On 9 May 1941, a British destroyer attacked a U-boat, and a boarding party managed to capture the German navy (Kriegsmarine)’s full-scale Enigma coding machine and code books. Although Bletchley Park was already having some success at deciphering the codes, they were now able to do so at will and reroute the convoys in order to avoid the wolf packs. Subsequently, within two months British losses at sea fell by 80 per cent. The discovery helped the Allies throughout the war in all operations.

The champion of U-boats was Commodore Karl Donitz but his superior, Admiral Erich Raeder, advocated the use of large warships. In May 1941, the Kriegsmarine’s greatest warship, the Bismarck, one sixth of a mile long, pitted its strength against the equally impressive HMS Hood, the pride of the British fleet. On the twenty-fourth, exchanging fire from thirteen miles’ distance, the Hood was sunk, losing all but three of its 1,400 crew.
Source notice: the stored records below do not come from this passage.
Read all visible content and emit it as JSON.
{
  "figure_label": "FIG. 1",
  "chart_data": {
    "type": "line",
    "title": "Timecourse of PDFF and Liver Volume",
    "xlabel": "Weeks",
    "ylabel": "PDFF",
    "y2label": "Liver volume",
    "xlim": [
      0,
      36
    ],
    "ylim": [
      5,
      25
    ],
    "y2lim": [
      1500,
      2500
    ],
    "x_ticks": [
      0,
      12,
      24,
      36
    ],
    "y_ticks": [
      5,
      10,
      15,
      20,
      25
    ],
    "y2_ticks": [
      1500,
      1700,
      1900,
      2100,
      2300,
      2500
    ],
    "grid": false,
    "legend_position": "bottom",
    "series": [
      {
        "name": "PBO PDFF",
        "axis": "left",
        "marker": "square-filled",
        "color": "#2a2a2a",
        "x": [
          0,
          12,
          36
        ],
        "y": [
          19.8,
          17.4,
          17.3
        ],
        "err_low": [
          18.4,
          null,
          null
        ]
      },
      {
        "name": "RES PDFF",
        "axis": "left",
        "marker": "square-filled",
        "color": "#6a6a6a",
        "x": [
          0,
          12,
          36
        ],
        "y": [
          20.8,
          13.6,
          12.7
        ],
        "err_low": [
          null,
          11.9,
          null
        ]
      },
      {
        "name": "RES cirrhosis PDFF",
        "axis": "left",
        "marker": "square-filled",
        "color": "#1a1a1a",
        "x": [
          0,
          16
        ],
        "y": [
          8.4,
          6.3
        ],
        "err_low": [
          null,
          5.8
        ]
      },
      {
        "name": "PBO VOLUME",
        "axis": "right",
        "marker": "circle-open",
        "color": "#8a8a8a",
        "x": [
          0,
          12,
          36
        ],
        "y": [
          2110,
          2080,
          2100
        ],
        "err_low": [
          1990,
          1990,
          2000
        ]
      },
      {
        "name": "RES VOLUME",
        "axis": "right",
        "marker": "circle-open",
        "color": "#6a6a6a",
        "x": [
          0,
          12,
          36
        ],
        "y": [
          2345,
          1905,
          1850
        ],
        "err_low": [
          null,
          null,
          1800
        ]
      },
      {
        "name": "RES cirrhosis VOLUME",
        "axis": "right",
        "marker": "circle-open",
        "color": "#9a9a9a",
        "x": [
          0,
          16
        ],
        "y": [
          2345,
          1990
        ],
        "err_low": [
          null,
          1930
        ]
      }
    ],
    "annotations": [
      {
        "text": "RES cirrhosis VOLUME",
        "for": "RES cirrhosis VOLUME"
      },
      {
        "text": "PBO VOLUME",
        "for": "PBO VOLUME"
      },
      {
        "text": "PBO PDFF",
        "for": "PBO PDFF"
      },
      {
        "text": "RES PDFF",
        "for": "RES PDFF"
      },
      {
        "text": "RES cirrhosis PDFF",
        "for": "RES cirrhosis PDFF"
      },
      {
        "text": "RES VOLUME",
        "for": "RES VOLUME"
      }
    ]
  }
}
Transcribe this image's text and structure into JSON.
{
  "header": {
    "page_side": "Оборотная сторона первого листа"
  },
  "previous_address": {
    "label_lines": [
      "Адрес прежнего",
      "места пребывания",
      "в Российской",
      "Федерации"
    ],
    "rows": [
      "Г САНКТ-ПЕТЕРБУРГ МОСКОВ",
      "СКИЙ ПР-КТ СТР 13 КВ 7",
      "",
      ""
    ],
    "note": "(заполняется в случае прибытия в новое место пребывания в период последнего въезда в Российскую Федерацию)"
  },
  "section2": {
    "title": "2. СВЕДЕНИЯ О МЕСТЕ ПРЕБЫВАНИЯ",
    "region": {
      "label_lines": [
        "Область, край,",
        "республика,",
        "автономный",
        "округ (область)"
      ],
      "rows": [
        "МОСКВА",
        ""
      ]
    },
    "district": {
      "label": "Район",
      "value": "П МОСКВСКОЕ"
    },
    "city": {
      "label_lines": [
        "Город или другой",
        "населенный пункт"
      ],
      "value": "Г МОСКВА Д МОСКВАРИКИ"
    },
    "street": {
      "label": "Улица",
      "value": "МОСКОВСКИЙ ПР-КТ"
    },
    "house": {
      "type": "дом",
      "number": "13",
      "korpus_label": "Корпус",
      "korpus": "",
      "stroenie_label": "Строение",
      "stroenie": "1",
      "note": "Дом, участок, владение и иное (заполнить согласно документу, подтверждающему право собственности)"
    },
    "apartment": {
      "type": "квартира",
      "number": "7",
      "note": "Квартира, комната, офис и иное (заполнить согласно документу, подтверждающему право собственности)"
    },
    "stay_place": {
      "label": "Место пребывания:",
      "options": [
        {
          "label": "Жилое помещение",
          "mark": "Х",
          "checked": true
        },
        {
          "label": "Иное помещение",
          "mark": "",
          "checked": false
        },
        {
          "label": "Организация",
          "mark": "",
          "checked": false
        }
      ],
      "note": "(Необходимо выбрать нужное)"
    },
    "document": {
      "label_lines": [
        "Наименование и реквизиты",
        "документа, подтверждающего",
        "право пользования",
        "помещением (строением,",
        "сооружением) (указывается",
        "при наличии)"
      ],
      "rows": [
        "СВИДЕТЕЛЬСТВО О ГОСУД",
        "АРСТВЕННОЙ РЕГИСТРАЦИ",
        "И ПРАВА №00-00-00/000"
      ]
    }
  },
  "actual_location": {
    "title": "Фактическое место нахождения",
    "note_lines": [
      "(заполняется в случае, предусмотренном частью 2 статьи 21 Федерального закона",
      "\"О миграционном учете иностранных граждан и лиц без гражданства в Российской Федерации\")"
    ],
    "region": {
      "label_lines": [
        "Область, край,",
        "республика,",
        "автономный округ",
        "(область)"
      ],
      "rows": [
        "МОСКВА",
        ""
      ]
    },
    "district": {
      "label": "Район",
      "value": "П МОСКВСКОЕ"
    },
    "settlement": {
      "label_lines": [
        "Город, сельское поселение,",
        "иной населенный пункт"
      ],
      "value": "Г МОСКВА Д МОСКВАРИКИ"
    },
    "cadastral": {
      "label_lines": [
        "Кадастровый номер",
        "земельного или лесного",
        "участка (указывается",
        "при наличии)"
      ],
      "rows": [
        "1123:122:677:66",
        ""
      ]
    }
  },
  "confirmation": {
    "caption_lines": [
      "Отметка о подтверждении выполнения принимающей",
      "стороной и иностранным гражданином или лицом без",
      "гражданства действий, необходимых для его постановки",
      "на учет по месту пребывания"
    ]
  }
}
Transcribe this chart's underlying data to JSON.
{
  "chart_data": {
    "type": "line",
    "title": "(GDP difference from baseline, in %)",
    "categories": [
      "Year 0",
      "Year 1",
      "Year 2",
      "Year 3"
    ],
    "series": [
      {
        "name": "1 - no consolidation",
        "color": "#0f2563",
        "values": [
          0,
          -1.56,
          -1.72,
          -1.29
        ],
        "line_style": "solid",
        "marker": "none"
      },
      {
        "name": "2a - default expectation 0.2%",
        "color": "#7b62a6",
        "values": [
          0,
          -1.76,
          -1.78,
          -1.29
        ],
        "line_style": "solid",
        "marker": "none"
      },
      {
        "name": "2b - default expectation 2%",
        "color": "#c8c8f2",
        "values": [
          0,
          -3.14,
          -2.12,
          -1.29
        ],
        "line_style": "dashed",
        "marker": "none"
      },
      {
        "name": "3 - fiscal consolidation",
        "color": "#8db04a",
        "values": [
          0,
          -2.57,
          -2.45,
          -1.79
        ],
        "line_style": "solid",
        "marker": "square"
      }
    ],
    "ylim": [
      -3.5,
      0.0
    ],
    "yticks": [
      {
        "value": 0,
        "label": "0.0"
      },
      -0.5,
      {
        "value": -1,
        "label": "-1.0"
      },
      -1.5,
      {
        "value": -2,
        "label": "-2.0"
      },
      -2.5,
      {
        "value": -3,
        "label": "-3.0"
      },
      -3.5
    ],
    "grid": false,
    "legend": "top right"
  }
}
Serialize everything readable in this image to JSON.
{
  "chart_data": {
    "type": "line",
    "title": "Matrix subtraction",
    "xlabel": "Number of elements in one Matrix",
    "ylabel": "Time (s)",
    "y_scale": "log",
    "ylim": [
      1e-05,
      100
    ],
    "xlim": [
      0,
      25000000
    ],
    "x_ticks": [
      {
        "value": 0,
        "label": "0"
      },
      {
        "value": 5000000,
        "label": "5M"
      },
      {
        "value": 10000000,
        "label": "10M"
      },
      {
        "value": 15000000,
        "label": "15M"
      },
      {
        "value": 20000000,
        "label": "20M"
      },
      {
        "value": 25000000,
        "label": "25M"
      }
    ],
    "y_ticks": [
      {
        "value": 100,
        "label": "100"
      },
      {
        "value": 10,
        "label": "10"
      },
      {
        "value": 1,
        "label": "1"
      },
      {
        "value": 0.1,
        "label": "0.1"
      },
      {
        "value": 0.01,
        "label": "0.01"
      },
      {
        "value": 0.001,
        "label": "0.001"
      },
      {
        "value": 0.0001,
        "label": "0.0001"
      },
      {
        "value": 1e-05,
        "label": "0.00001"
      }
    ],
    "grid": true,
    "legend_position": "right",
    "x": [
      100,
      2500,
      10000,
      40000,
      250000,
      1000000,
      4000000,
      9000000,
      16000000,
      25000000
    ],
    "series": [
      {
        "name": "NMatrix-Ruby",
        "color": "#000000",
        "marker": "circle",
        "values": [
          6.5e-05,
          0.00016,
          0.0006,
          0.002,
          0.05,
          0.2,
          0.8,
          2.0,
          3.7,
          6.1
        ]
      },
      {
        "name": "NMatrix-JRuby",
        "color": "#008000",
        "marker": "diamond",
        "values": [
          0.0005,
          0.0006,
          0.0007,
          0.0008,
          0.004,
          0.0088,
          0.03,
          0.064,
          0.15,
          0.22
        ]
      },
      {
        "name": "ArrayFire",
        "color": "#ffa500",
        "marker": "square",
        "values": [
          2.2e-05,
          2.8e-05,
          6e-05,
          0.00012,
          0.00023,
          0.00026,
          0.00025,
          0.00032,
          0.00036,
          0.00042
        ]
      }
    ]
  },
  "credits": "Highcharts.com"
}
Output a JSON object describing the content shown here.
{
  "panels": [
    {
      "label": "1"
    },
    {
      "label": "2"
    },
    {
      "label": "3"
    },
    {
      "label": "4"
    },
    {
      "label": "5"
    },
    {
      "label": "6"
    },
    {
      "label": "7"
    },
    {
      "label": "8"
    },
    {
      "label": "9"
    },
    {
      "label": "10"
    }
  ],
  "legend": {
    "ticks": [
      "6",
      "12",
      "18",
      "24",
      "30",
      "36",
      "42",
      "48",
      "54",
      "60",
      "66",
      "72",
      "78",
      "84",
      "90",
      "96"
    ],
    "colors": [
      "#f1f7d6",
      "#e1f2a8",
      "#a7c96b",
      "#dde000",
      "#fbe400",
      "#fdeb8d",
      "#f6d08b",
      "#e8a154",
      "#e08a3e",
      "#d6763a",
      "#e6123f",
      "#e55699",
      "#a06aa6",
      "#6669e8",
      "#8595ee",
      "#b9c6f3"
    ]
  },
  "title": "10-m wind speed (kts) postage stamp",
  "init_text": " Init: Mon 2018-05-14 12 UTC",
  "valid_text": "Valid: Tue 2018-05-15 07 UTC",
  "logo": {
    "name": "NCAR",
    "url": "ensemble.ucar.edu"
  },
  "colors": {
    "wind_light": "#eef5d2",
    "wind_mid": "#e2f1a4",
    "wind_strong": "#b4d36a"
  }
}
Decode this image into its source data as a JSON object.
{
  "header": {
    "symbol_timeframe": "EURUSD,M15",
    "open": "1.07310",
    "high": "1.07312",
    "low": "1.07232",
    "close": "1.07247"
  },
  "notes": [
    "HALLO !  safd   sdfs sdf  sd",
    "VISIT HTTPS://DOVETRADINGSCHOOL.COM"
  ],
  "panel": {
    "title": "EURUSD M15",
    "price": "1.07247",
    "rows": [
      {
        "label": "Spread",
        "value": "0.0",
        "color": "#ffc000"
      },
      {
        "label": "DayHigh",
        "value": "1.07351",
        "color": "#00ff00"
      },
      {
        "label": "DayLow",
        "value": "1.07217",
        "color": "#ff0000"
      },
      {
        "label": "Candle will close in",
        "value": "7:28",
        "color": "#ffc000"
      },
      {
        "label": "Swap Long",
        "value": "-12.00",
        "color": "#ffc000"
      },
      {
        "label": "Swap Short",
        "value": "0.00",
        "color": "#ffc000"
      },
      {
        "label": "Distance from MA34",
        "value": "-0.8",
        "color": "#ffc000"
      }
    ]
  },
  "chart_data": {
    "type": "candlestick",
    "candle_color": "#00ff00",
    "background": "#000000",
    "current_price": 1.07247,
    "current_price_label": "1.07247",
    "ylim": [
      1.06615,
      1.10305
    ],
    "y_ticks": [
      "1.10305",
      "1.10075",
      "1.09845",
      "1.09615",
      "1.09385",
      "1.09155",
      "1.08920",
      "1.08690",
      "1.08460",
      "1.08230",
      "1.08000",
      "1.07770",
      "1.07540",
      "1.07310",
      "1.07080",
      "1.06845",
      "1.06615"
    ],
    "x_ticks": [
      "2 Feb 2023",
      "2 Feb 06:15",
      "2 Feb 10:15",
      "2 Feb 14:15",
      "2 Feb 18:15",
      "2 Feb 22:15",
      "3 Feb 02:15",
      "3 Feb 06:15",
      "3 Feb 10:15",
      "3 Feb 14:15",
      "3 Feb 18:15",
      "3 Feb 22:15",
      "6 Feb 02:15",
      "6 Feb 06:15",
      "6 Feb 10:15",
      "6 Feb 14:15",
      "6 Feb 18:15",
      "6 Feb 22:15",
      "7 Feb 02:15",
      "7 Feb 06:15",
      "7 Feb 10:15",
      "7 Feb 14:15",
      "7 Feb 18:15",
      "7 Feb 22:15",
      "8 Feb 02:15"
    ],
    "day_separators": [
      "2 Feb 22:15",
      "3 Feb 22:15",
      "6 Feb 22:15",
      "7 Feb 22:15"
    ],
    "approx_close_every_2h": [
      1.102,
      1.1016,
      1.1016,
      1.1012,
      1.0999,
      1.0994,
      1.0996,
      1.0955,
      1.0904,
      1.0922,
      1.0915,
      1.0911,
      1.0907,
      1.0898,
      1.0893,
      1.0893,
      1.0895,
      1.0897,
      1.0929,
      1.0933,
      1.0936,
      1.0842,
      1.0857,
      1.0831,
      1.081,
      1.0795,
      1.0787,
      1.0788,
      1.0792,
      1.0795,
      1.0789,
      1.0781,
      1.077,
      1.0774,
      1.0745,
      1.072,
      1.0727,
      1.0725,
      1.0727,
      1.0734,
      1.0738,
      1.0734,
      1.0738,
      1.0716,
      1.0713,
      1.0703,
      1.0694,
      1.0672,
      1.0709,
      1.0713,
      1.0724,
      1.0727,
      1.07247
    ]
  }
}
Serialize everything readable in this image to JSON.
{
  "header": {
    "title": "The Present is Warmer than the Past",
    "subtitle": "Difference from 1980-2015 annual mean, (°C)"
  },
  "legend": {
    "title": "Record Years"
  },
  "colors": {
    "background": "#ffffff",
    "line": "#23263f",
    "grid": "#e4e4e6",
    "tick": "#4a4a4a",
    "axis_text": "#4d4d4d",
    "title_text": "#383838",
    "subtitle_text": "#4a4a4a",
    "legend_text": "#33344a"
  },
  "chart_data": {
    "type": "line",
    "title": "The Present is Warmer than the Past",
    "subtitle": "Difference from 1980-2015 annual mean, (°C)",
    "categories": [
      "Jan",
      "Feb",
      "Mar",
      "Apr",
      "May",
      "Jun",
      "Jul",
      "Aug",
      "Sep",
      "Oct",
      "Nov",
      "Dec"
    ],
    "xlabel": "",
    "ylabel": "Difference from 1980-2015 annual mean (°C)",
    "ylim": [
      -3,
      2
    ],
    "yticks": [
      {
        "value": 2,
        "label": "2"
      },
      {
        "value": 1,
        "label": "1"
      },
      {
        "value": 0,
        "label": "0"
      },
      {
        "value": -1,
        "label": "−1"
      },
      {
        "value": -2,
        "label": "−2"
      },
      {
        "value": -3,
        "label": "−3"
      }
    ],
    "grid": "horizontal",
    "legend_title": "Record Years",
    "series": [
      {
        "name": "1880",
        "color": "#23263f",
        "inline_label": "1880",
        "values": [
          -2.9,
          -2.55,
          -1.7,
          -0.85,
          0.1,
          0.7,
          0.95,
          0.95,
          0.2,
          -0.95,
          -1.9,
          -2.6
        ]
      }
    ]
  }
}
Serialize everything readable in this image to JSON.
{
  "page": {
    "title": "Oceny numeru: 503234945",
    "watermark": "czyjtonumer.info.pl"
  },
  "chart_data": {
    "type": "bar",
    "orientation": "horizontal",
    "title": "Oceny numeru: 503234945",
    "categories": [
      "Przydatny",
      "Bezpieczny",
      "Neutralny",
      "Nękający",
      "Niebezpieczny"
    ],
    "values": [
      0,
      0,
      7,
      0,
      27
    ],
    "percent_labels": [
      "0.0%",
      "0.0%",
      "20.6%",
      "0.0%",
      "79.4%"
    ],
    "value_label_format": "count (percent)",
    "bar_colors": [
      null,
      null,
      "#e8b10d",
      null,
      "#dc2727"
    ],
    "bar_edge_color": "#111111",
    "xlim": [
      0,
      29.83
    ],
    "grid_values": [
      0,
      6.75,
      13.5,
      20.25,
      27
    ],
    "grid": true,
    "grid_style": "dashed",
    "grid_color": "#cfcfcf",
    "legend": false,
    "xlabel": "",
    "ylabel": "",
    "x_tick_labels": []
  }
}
The Bismarck had been damaged, but despite leaking oil, managed to escape the British light cruisers following her. But Bletchley Park intercepted the Bismarck’s codes and knew of her destination – Brest, on the western coast of France – where a fleet of British destroyers sought her out and, on 27 May, sunk her. Raeder and his warships fell from Hitler’s favour and it became the turn of Donitz and his U-boats.

image

The HMS Dorsetshire picking up survivors from the Bismarck, 27 May 1941

From August 1941, British merchant convoys started delivering supplies to the Soviet Union from bases in Scotland and Iceland. A seventeen-day journey, the Arctic Convoys were fraught with danger, not just from the Kriegsmarine and the Luftwaffe, but the treacherous weather and freezing conditions. However, their contribution to the Soviet war effort, which included tanks and guns as well as raw materials, was invaluable in the fight against Hitler.

During 1943, the British managed to breach the ‘mid-Atlantic gap’ with the introduction of ‘Very Long-Range Liberators’ and with Portugal allowing the use of its airbases in the Azores. Once the USA had entered the war, America was launching more ships than the U-boats could sink and destroying more U-boats than Germany could replace. The RAF was by now successfully destroying U-boats with the aid of radar, and bombing shipyards and docks within Germany. With the Enigma decoding technology still playing its part and with three quarters of U-boat crewmen being killed in action, the once menacing U-boat had become an ‘iron coffin’. Although U-boats continued to be employed throughout the war, the ‘Battle of the Atlantic’, as Churchill coined it, had been won. From mid-1943, the Kriegsmarine’s duties were not so much offensive as defensive, protecting their European coasts from the Allied attack they knew, one day, would come.